A four-year-old boy who went missing in the sea while on a trip to the coast was named by Avon and Somerset Police as Dylan Cecil, from Kettering.
Dylan Cecil’s parents frantically tried to rescue him after he entered the water in Burnham-on-Sea, Somerset, but were unable to reach him and had to be pulled from the water by passers-by.
The youngster had been on the jetty with his parents, Rachel McCollum and Darren Cecil, and his two sisters.
Police said Dylan had wanted to get closer to the sea when he slipped off the edge and went under the water.
The search for Dylan, from Kettering, was formally called off on Monday afternoon.

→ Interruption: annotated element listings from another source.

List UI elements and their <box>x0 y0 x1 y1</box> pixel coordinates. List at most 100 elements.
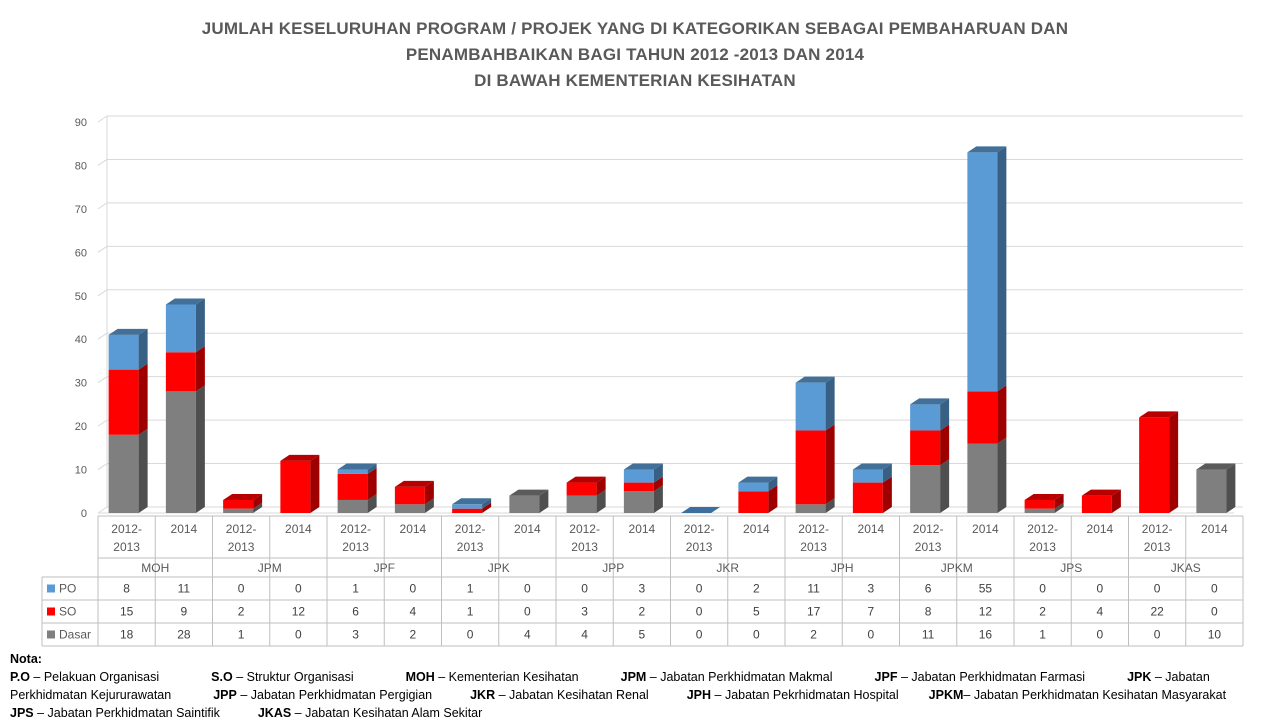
bar-dasar-side <box>825 498 835 513</box>
data-label: 1 <box>467 582 474 596</box>
bar-po-side <box>138 328 148 370</box>
x-sub-label: 2013 <box>686 540 713 554</box>
data-label: 3 <box>352 628 359 642</box>
note-item: S.O – Struktur Organisasi <box>211 670 353 684</box>
note-abbr: JKR <box>470 688 496 702</box>
gridline-diag <box>97 376 108 384</box>
note-abbr: JPP <box>213 688 237 702</box>
bar-top-face <box>738 476 778 483</box>
note-item: JPKM– Jabatan Perkhidmatan Kesihatan Mas… <box>929 688 1226 702</box>
bar-so-side <box>1169 411 1179 513</box>
x-sub-label: 2013 <box>915 540 942 554</box>
note-desc: – Struktur Organisasi <box>232 670 354 684</box>
bar-so-segment <box>623 482 654 492</box>
x-sub-label: 2013 <box>571 540 598 554</box>
data-label: 16 <box>979 628 993 642</box>
bar-dasar-segment <box>910 465 941 513</box>
data-label: 11 <box>178 582 191 596</box>
bar-so-side <box>138 363 148 435</box>
bar-so-segment <box>566 482 597 496</box>
data-label: 0 <box>581 582 588 596</box>
note-item: P.O – Pelakuan Organisasi <box>10 670 159 684</box>
gridline-diag <box>97 463 108 470</box>
bar-po-segment <box>623 469 654 483</box>
note-item: Perkhidmatan Kejururawatan <box>10 688 171 702</box>
data-label: 2 <box>410 628 417 642</box>
bar-po-side <box>482 498 492 509</box>
bar-top-face <box>337 463 377 470</box>
bar-dasar-segment <box>1024 508 1055 513</box>
data-label: 17 <box>807 605 821 619</box>
data-label: 0 <box>696 605 703 619</box>
bar-so-segment <box>108 369 139 435</box>
bar-so-side <box>367 467 377 500</box>
legend-label-dasar: Dasar <box>59 628 91 642</box>
bar-po-side <box>940 398 950 431</box>
bar-so-segment <box>223 499 254 509</box>
data-label: 0 <box>868 628 875 642</box>
note-desc: – Jabatan Kesihatan Alam Sekitar <box>291 706 483 720</box>
bar-dasar-side <box>367 493 377 513</box>
bar-dasar-segment <box>337 499 368 513</box>
bar-top-face <box>280 454 320 461</box>
bar-so-segment <box>1139 417 1170 513</box>
x-sub-label: 2012- <box>684 522 715 536</box>
x-sub-label: 2014 <box>858 522 885 536</box>
bar-dasar-side <box>138 428 148 513</box>
note-item: JKAS – Jabatan Kesihatan Alam Sekitar <box>258 706 482 720</box>
note-item: JPM – Jabatan Perkhidmatan Makmal <box>621 670 833 684</box>
data-label: 2 <box>639 605 646 619</box>
bar-so-side <box>424 480 434 505</box>
bar-dasar-side <box>424 498 434 513</box>
data-label: 5 <box>639 628 646 642</box>
note-abbr: MOH <box>405 670 435 684</box>
data-label: 0 <box>295 628 302 642</box>
data-label: 10 <box>1208 628 1222 642</box>
note-abbr: P.O <box>10 670 30 684</box>
bar-so-side <box>195 346 205 392</box>
note-desc: – Jabatan Perkhidmatan Kesihatan Masyara… <box>963 688 1227 702</box>
bar-so-side <box>997 385 1007 444</box>
bar-po-segment <box>337 469 368 474</box>
bar-top-face <box>165 298 205 305</box>
data-label: 1 <box>1039 628 1046 642</box>
x-sub-label: 2012- <box>569 522 600 536</box>
bar-po-side <box>653 463 663 483</box>
data-label: 8 <box>123 582 130 596</box>
bar-po-segment <box>108 334 139 370</box>
data-label: 28 <box>177 628 191 642</box>
data-label: 9 <box>181 605 188 619</box>
bar-so-segment <box>967 391 998 444</box>
y-tick-label: 20 <box>75 421 87 433</box>
bar-dasar-segment <box>623 491 654 513</box>
data-label: 2 <box>1039 605 1046 619</box>
bar-dasar-side <box>997 437 1007 513</box>
y-tick-label: 0 <box>81 508 87 520</box>
bar-so-side <box>1054 493 1064 509</box>
bar-so-segment <box>1024 499 1055 509</box>
bar-dasar-side <box>653 485 663 513</box>
x-sub-label: 2014 <box>743 522 770 536</box>
x-group-label: JPS <box>1060 561 1082 575</box>
note-desc: – Jabatan Perkhidmatan Makmal <box>646 670 833 684</box>
note-abbr: JPM <box>620 670 647 684</box>
chart-title-line-2: PENAMBAHBAIKAN BAGI TAHUN 2012 -2013 DAN… <box>405 45 865 64</box>
note-item: JKR – Jabatan Kesihatan Renal <box>470 688 649 702</box>
data-label: 12 <box>292 605 306 619</box>
bar-po-side <box>367 463 377 474</box>
x-sub-label: 2014 <box>972 522 999 536</box>
data-label: 2 <box>810 628 817 642</box>
bar-dasar-segment <box>223 508 254 513</box>
bar-dasar-segment <box>165 391 196 513</box>
bar-so-side <box>825 424 835 505</box>
x-sub-label: 2014 <box>171 522 198 536</box>
bar-zero-face <box>681 507 721 513</box>
note-desc: – Jabatan <box>1151 670 1210 684</box>
bar-so-side <box>310 454 320 513</box>
note-abbr: JPF <box>874 670 898 684</box>
bar-dasar-side <box>1054 502 1064 513</box>
notes-line: P.O – Pelakuan Organisasi S.O – Struktur … <box>10 668 1275 686</box>
bar-top-face <box>910 398 950 405</box>
data-label: 0 <box>696 628 703 642</box>
x-group-label: JPM <box>258 561 282 575</box>
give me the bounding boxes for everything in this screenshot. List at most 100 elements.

The Coastguard earlier confirmed that the search for Dylan, who was dressed in a T-shirt and shorts, had become a body recovery operation.
Asked about the chances of recovering the body, he said: “I think now the time has gone by it’s getting quite remote but I’m hopeful that when it comes to low water, there’s a chance we will still be able to find him.”
Speaking at the scene which was cordoned off by police, Superintendent Keith McCoubrey, of Avon and Somerset Police, described the incident as “tragic”.
“At about 6 o’clock yesterday evening, a family were visiting the area from Kettering and they were down on the beach playing with their three young children, the oldest of which is Dylan, who is a four-year-old boy,” he said.
“At some point Dylan wanted to go and see the sea, get a bit closer to it, and they went out on the jetty here, and unfortunately Dylan slipped off the edge and went under the water.
“At this time of year the tides here are very fast-flowing and the undercurrents are quite strong; unfortunately Dylan didn’t re-surface.
“Both his mum and dad entered the water immediately to try and recover Dylan, without success.
“The parents were in the water for quite a few minutes and they actually had to be pulled from the water by passers-by.
“At that point a large-scale search and rescue operation was launched, co-ordinated here by my colleagues in the Coastguard.
“We’ve been fully supported by the Coastguard, the RAF search and rescue helicopter and police helicopters and we’ve had numerous boats out in the bay but unfortunately at this time we’ve been unable to recover Dylan.
“There’s not much one can say in such tragic circumstances apart from the fact our hearts and minds and our sympathies are with the family at this time.
“They are clearly traumatised by the events and have asked that their privacy is respected.”
The Coastguard said the spring tides and the current which runs across the jetty could be “quite strong” and can go at up to four or five knots.
The water is also impossible to see through because it is full of mud.
“The conditions on the jetty are that it would have been impossible to see the edge and that may have led to this accident occurring,” Mr Newey said.
“Certainly, at the time, the water on either side of the jetty was quite deep and, combined with the vast current flow, once you’ve fallen into the water it is very difficult to swim back to shore.”